Adieu parkings, friches bétonnées et pelouses purement décoratives. Bienvenue au potager collectif, nouvel objet de désir en 2025. Tomates anciennes, aromates, compost partagé et bacs de culture investissent désormais les cours d’immeubles. Ce qui, il y a encore cinq ans, relevait de l’initiative isolée est devenu aujourd’hui un marqueur de qualité de vie.
Une surprise ? Pas vraiment. Depuis l’entrée en vigueur de la RE2025 le 1er janvier – évolution de la RE2020 –, les programmes immobiliers doivent respecter des exigences environnementales plus strictes. Elles concernent notamment l’empreinte carbone des bâtiments (530 kg CO₂/m² pour les maisons individuelles, 650 kg CO₂/m² pour les immeubles collectifs) et l’intégration de solutions renforcées pour le confort d’été, destinées à lutter contre les îlots de chaleur. Les espaces verts, et tout particulièrement les jardins partagés, sont ainsi fortement encouragés. Un véritable argument écologique pour les copropriétés, et une manière d’afficher un engagement environnemental concret.

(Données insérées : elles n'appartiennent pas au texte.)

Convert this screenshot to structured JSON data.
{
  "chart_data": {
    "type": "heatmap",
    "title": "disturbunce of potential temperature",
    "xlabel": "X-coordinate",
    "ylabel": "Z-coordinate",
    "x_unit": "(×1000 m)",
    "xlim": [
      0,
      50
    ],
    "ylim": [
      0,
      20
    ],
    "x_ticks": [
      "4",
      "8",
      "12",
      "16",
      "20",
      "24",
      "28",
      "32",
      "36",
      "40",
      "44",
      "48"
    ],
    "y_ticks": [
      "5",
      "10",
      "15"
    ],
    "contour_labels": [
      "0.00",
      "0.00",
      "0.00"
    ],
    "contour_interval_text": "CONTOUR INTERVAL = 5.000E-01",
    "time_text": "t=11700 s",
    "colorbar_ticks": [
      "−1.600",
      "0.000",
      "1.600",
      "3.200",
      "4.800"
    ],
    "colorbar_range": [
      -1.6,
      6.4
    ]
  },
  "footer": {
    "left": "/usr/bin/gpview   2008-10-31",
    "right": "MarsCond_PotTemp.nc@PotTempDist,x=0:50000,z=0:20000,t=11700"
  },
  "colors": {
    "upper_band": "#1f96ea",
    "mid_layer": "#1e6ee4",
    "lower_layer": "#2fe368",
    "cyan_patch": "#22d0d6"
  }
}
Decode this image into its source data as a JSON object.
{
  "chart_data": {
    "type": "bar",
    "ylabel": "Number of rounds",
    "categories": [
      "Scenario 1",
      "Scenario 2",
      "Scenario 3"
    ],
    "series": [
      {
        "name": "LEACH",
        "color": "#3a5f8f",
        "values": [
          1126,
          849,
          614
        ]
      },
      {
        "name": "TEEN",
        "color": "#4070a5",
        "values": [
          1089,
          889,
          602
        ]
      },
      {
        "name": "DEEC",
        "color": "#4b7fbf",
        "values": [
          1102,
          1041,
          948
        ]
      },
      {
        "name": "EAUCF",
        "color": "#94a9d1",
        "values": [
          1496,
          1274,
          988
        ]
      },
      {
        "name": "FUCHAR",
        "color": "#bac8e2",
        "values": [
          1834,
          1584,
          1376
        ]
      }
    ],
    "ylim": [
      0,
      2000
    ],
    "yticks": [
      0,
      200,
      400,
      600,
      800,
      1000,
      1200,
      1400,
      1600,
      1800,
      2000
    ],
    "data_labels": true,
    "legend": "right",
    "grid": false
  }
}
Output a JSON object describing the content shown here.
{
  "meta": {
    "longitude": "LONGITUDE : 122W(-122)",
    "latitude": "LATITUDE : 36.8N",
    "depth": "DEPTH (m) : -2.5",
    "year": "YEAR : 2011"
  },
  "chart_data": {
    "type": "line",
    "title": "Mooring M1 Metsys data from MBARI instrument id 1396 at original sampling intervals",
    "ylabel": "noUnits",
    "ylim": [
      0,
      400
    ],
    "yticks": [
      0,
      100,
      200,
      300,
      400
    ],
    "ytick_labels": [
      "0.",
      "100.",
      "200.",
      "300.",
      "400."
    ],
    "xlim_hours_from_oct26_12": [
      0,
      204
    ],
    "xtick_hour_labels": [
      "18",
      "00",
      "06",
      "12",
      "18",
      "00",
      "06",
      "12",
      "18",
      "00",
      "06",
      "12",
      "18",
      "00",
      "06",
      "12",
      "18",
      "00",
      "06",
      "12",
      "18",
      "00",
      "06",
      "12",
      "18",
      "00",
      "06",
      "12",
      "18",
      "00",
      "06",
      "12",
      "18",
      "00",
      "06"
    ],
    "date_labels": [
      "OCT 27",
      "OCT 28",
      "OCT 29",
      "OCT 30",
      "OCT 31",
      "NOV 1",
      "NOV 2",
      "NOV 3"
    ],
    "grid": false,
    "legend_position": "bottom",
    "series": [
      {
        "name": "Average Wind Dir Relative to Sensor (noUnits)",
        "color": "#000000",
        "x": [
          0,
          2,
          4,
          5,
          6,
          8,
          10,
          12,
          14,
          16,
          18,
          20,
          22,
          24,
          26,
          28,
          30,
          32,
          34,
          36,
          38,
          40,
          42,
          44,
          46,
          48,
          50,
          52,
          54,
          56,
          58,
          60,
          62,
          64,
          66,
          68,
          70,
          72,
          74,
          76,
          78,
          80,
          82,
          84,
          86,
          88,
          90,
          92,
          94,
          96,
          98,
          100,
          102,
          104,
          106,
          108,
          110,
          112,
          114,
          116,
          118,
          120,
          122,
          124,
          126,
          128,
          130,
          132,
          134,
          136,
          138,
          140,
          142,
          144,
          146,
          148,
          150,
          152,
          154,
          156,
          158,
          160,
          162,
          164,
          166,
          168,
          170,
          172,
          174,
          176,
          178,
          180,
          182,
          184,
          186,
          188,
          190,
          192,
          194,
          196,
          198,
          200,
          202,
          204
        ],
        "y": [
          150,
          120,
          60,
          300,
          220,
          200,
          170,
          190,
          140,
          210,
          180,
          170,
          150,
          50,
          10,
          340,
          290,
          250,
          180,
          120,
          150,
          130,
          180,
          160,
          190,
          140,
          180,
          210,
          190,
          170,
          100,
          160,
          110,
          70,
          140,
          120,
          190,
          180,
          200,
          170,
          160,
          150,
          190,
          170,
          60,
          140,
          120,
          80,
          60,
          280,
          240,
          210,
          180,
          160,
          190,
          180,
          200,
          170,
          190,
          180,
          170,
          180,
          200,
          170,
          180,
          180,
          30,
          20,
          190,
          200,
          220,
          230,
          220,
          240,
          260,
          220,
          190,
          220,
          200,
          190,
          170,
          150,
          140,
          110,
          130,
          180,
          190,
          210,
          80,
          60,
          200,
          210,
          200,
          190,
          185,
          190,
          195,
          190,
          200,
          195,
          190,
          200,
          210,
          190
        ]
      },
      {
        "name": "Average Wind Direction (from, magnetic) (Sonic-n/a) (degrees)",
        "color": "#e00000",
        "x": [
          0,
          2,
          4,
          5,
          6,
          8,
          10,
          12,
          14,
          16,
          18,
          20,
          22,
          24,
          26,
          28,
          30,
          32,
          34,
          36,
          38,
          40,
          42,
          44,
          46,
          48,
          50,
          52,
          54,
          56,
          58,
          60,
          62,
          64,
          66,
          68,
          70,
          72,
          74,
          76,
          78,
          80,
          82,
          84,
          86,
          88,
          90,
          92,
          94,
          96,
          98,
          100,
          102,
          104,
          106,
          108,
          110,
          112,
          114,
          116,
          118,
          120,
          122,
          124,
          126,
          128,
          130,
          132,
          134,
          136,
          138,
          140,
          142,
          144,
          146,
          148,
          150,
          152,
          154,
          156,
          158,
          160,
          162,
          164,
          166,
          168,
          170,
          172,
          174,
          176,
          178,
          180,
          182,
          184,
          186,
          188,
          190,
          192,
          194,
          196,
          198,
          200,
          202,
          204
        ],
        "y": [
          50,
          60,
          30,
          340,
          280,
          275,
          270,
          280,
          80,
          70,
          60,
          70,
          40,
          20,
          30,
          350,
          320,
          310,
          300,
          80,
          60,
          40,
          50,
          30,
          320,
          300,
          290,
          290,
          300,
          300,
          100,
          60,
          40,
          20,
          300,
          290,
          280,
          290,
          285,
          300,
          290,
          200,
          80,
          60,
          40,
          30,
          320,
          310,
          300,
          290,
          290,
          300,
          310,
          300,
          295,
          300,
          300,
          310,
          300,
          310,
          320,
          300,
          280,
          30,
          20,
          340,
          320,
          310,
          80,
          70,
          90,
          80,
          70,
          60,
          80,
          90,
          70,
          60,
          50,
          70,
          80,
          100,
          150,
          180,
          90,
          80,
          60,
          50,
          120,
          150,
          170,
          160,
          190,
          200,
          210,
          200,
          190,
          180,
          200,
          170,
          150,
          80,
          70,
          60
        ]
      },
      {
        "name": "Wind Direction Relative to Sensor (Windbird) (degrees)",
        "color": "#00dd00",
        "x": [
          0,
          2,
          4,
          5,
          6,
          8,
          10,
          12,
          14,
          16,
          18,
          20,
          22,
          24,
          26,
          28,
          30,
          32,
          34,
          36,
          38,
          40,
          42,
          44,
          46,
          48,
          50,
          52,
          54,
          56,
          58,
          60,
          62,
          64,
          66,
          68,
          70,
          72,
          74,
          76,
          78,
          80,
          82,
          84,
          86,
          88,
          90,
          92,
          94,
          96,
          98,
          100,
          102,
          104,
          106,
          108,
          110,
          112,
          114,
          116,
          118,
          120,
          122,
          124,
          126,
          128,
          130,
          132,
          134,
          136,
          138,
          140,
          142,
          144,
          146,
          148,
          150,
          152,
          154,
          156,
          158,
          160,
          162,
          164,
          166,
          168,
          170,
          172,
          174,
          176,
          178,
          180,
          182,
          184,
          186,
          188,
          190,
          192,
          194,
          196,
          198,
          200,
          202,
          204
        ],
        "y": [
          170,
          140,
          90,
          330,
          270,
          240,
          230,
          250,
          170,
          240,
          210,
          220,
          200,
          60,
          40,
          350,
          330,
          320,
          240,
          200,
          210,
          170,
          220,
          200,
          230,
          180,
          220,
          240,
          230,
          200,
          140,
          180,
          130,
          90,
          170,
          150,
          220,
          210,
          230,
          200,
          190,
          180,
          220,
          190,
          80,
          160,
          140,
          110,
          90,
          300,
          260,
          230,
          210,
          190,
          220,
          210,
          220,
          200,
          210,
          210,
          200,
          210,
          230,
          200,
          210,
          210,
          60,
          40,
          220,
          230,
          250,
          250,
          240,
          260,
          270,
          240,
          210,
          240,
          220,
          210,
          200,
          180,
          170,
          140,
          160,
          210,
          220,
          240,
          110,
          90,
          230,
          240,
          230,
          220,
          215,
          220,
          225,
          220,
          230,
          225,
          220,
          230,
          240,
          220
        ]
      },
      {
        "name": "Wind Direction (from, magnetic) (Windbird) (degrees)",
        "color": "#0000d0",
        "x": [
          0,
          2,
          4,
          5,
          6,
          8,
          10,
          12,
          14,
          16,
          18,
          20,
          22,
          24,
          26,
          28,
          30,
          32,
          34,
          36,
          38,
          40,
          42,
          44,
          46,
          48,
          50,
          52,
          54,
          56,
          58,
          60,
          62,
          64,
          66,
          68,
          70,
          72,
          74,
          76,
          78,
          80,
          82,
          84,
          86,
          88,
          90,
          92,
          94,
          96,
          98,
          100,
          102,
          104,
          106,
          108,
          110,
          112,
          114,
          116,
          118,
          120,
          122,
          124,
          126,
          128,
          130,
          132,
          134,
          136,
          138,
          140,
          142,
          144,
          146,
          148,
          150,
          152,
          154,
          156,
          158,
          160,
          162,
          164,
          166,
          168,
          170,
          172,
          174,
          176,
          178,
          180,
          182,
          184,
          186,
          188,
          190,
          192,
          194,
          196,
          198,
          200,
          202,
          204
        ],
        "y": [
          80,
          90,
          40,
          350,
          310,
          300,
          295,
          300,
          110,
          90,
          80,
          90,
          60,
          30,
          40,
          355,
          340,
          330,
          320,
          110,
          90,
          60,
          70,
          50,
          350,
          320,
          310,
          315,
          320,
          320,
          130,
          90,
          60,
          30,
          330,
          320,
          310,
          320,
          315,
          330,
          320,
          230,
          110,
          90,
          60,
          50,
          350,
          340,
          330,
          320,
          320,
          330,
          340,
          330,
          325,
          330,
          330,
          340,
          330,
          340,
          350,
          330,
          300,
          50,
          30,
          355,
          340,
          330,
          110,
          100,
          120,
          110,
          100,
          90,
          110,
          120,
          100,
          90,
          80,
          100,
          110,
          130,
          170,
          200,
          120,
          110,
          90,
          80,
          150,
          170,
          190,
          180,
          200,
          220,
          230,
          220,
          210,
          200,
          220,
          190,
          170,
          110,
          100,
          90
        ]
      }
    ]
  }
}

Lieux de rencontre et d’activités pour les enfants, ces espaces sont devenus de véritables lieux de convivialité, bien au-delà de leur vocation écologique première. Résultat : les jardins partagés constituent désormais un critère décisif pour de nombreux habitants. À Paris, on recense entre 150 et 180 jardins collectifs, totalisant plus de 3 000 parcelles cultivées au sein des immeubles, selon la Fédération française des jardins familiaux et collectifs. Par ailleurs, avec 68,4 % des logements en copropriété concentrés dans les grandes villes françaises, la végétalisation du cadre de vie devient un atout distinctif pour préserver la valeur et la réputation des résidences.
Côté chiffres, les espaces verts contribuent à une baisse des températures pouvant atteindre 1,4 °C, au stockage d’environ 20 millions de tonnes de CO₂ à l’échelle nationale et à la réduction des îlots de chaleur, responsables de plusieurs milliers de décès sur une décennie. Un bénéfice local mais loin d’être anecdotique à l’heure du réchauffement climatique.
Un vrai levier de valeur immobilière
Et l’immobilier dans tout ça ? La proximité d’un parc ou d’un jardin peut majorer le prix d’un logement de 5 à 10 %, selon les études du secteur. Plus encore, l’installation d’un potager collectif est désormais perçue comme un avantage concurrentiel. D’après Cerqual, les logements présentant des caractéristiques environnementales très performantes bénéficient d’une « valeur verte » pouvant entraîner une surcote de 5 % à 22 %. En termes d’image, les retours sont très positifs pour les résidences engagées dans la transition écologique.
Côté entretien, le coût varie en moyenne entre 150 et 300 euros par mois, selon la taille et l’organisation du potager, d’après CmonJardinier. Pour la plupart des immeubles neufs ou rénovés, le retour sur investissement n’est pas seulement financier : il se traduit avant tout par une attractivité renforcée, davantage de demandes de visites, une commercialisation facilitée et une réputation valorisante pour la copropriété.
Le potager collectif incarne ainsi la transformation des modes de vie urbains en France. Il rompt avec l’idée d’un habitat citadin déconnecté de la nature et propose un modèle résidentiel où l’écologie devient un usage quotidien, visible et partagé. D’ici dix ans, un immeuble dépourvu de son jardin collectif pourrait bien faire figure d’exception.